Тут Арсений заметил, что Звонцов торжественно держит в руках большой тубус.
— Ну и ну! Твой заказчик на уступки пошел?! — Художник уже решил было, что на этот раз заигравшемуся скульптору не выпутаться из кабалы.
— Кажется, мне повезло. Сам до сих пор не верю… Ты лучше сюда посмотри.
Скульптор, открыв футляр, развернул перед Десницыным карандашный портрет Ксении Светозаровой. Он не заметил, как изменился в лице Арсений.
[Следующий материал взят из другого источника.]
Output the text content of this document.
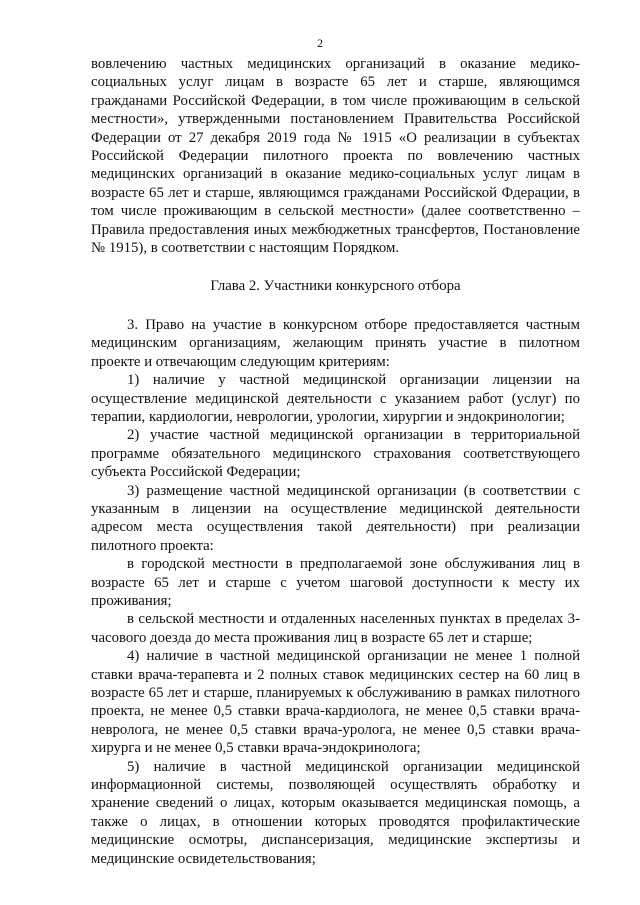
2

вовлечению частных медицинских организаций в оказание медико-социальных услуг лицам в возрасте 65 лет и старше, являющимся гражданами Российской Федерации, в том числе проживающим в сельской местности», утвержденными постановлением Правительства Российской Федерации от 27 декабря 2019 года № 1915 «О реализации в субъектах Российской Федерации пилотного проекта по вовлечению частных медицинских организаций в оказание медико-социальных услуг лицам в возрасте 65 лет и старше, являющимся гражданами Российской Фдерации, в том числе проживающим в сельской местности» (далее соответственно – Правила предоставления иных межбюджетных трансфертов, Постановление № 1915), в соответствии с настоящим Порядком.

Глава 2. Участники конкурсного отбора

3. Право на участие в конкурсном отборе предоставляется частным медицинским организациям, желающим принять участие в пилотном проекте и отвечающим следующим критериям:

1) наличие у частной медицинской организации лицензии на осуществление медицинской деятельности с указанием работ (услуг) по терапии, кардиологии, неврологии, урологии, хирургии и эндокринологии;

2) участие частной медицинской организации в территориальной программе обязательного медицинского страхования соответствующего субъекта Российской Федерации;

3) размещение частной медицинской организации (в соответствии с указанным в лицензии на осуществление медицинской деятельности адресом места осуществления такой деятельности) при реализации пилотного проекта:

в городской местности в предполагаемой зоне обслуживания лиц в возрасте 65 лет и старше с учетом шаговой доступности к месту их проживания;

в сельской местности и отдаленных населенных пунктах в пределах 3-часового доезда до места проживания лиц в возрасте 65 лет и старше;

4) наличие в частной медицинской организации не менее 1 полной ставки врача-терапевта и 2 полных ставок медицинских сестер на 60 лиц в возрасте 65 лет и старше, планируемых к обслуживанию в рамках пилотного проекта, не менее 0,5 ставки врача-кардиолога, не менее 0,5 ставки врача-невролога, не менее 0,5 ставки врача-уролога, не менее 0,5 ставки врача-хирурга и не менее 0,5 ставки врача-эндокринолога;

5) наличие в частной медицинской организации медицинской информационной системы, позволяющей осуществлять обработку и хранение сведений о лицах, которым оказывается медицинская помощь, а также о лицах, в отношении которых проводятся профилактические медицинские осмотры, диспансеризация, медицинские экспертизы и медицинские освидетельствования;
Художник пристально вглядывался в черты молодой женщины, изображенной Звонцовым. «Эта тонкая, лебединая шея, взгляд одухотворенный… Если бы я еще мог видеть тогда эти обнаженные руки, тогда сразу узнал бы…»
— Так это она? — вырвалось у Арсения.
Вячеслав Меркурьевич был обескуражен риторическим вопросом:
— Кто она?
— Балерина Светозарова.
— Ну разумеется! Кто же еще?! — Звонцов почувствовал раздражение. — Так ты будешь писать?
— Конечно. Конечно, буду, — Арсений не мог оторвать глаз от рисунка: сложа руки на груди, любовался неожиданной натурой. — Сегодня же начну, только рисунок оставь.
— Можешь писать у себя, как тебе удобнее. О подрамниках не волнуйся — тебе их доставят… Да ты не торопись, вживайся в образ, а я постепенно буду забирать по холсту.
Десницын, все еще прикованный взглядом к рисунку, не мог унять волнение и стал объяснять скульптору, как он видит творческий процесс:
— Я стану для тебя прописывать разные стадии, а у меня останется основной вариант, над которым усиленно поработаю, и копии. Его-то в конце концов и предъявишь как результат.
Сам успокоенный, Звонцов поспешил угомонить Арсения:
— Что ты так волнуешься! Ты все идеально продумал. Я все понял. Если же хочешь балерину вживую увидеть, разглядеть повнимательнее, сложности тут никакой нет. Сходи на балет (билет и хороший бинокль я тебе обещаю), а после подождешь у выхода из театра — там поклонники всегда толкутся, тоже приму подкарауливают. Она обязательно выйдет, и тогда ты сможешь воочию уточнить все детали внешности. Если одного раза будет недостаточно, придешь потом еще, благо тебе уже будет известно, где ее найти… Кстати, Мариинский-то в двух шагах от моего дома, так что и ко мне не премини заглянуть лишний раз: потолкуем, расскажешь, как дела идут! Да, вот еще что, чуть не забыл… Ты, Сеня, иконы никогда не пробовал писать? У нашего заказчика очередная блажь — нужно написать образ в подарок — Николая Чудотворца. Купец собрался балерине бриллианты преподнести, но чувствует, видно, что та просто так не примет, а в ризе иконы совсем другое дело — из уважения к святыне вряд ли сможет отказаться. Это. правда, не сейчас, не сразу, но и в долгий ящик откладывать нельзя.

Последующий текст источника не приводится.